Another pilgrimage that we have done with several groups, is called, ‘The Gospel and the Politics of Race.’ And that traces the control and confinement of African bodies on U.S. soil, and the parallel development of whiteness as a construct in the U.S.
So that pilgrimage starts at EJI (the Equal Justice Initiative) in Montgomery, Alabama, and goes to Money, Mississippi, where we stand on the land where Emmett Till was taken from his uncle’s house and lynched. And then we go to Fannie Lou Hamer‘s hometown and her burial site, and we also stand on the land where Stokely Carmichael gave his “Black Power” speech for the first time. And all of that is a 30-mile radius right there.
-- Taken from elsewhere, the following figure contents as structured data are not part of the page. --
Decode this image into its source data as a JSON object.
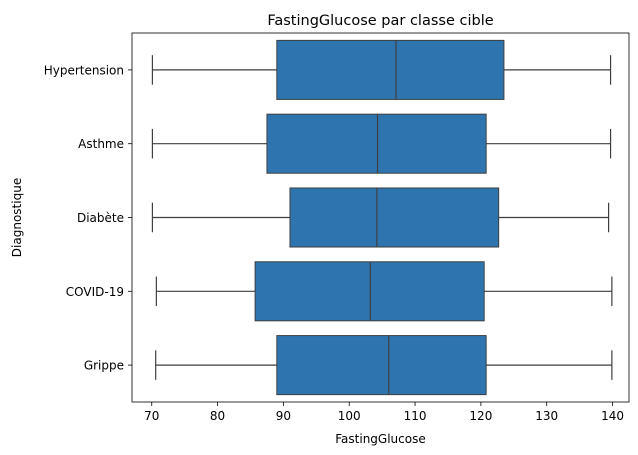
{
  "chart_data": {
    "type": "boxplot",
    "title": "FastingGlucose par classe cible",
    "xlabel": "FastingGlucose",
    "ylabel": "Diagnostique",
    "xlim": [
      67,
      142.5
    ],
    "xticks": [
      70,
      80,
      90,
      100,
      110,
      120,
      130,
      140
    ],
    "orientation": "horizontal",
    "grid": false,
    "color": "#2e75b0",
    "edge_color": "#3f3f3f",
    "series": [
      {
        "category": "Hypertension",
        "min": 70.1,
        "q1": 89.0,
        "median": 107.1,
        "q3": 123.5,
        "max": 139.7
      },
      {
        "category": "Asthme",
        "min": 70.1,
        "q1": 87.5,
        "median": 104.3,
        "q3": 120.8,
        "max": 139.7
      },
      {
        "category": "Diabète",
        "min": 70.1,
        "q1": 91.0,
        "median": 104.2,
        "q3": 122.7,
        "max": 139.4
      },
      {
        "category": "COVID-19",
        "min": 70.7,
        "q1": 85.7,
        "median": 103.2,
        "q3": 120.5,
        "max": 139.9
      },
      {
        "category": "Grippe",
        "min": 70.6,
        "q1": 89.0,
        "median": 106.0,
        "q3": 120.8,
        "max": 139.9
      }
    ]
  }
}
It’s amazing, those last three things happening within 30 miles of each other, within one decade of each other, I mean, literally amazing. Well, 12 years of each other.
Then from there, we go to Memphis, Tennessee, and we stand on the corner where the sanitation strike began and talk with one of the sanitation workers who was there on the line. And then from there, the Civil Rights Museum, and we end in Ferguson, at Michael Brown’s Memorial on Canfield drive. And that has been utterly transformative for anyone who has done it with us. And again, it incorporates all the different components of our pilgrimages: storytelling, spiritual formation, and coping, and resilience. And, also shalom, at the heart of it, like the biblical concept of shalom being the thing that centers us all.
The first fulfilled pilgrimage we ever did, it’s an annual one for us: the “Ruby Woo” pilgrimage. In that pilgrimage, we travel for three days through the story of the resistance and the rise of women in the U.S., starting with the early suffrage story. Going into New York City, we look at the lives of immigrant women and then go to Atlantic City where we look at Fannie Lou Hamer at the 1964 Democratic Convention and how she stood up and, like, claimed her space. And then we go down to D.C. And we end in D.C. with a Lobby Day, where we go up to the Hill and we push for issues that matter to women. All based on our faith. So that pilgrimage recruits women of faith to come together, high-powered women of faith, actually, to come together and be changed by that story. So then that, in turn, changes the way they show up in the world.